Divide and rule: BPO industry's assembly line approach

Faced with the not so bullish economic scenario, BPO companies are leaving no stone unturned to ensure increased efficiencies while cutting down on error rates.

A key change that they are working on relates to splitting multiple-step processes carried out by more than one person into a single-step task done by multiple resources.

A report in the Economic Times suggests that BPO companies are taking a leaf out of the processes on the automobile shop floors. Jobs are broken down into minuscule tasks and processes demarcated step by step, something that one sees on the assembly lines.

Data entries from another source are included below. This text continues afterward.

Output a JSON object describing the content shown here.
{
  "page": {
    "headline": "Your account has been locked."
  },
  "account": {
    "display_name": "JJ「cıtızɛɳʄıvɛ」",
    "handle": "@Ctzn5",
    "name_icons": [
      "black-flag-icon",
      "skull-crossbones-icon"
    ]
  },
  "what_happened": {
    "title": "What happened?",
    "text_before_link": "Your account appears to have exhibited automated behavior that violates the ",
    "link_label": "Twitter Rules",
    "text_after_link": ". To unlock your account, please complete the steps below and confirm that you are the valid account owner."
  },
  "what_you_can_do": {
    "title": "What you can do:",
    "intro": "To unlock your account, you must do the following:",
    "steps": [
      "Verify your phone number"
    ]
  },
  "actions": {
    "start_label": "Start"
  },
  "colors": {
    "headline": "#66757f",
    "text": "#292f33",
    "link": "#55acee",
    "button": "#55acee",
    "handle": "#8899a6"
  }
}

Now BPO companies in India are experimenting a similar idea by carving out a complex activity into numerous simple chores, to be easily performed by even high school dropouts.

Though still in its pilot stage, this may well be the industry's answer to the problem of attrition and could also create a huge opportunity in the tier 3-4 cities. At present BPO companies are concentrated in the six metro cities that account for over 90% of the operations.

Nasscom vice-president Ameet Nivsarkar was quoted that despite being in the initial phase the results of the experiment are encouraging. Some of these pilots are being conducted in rural areas by GramIT and Comat Technologies, a Bangalore-based e-governance player that operates 800 rural business centers in small towns. GramIT, which has 500 people working from four villages in rural Andhra Pradesh, deals with a variety of processes in the areas of HR, administration, finance and helpdesks.

Generating any bill includes three basic steps -- typing the name, the address and the amount of the bill. What the experiment suggests is that instead of one person doing all three, the would be three people doing only one of the three tasks. One would enter only the name, the other only the address and a third only the amount.

Though this may lead to better managed processes it needs to be seen how long a person can carry on a monotonous task of entering meaningless names day after day.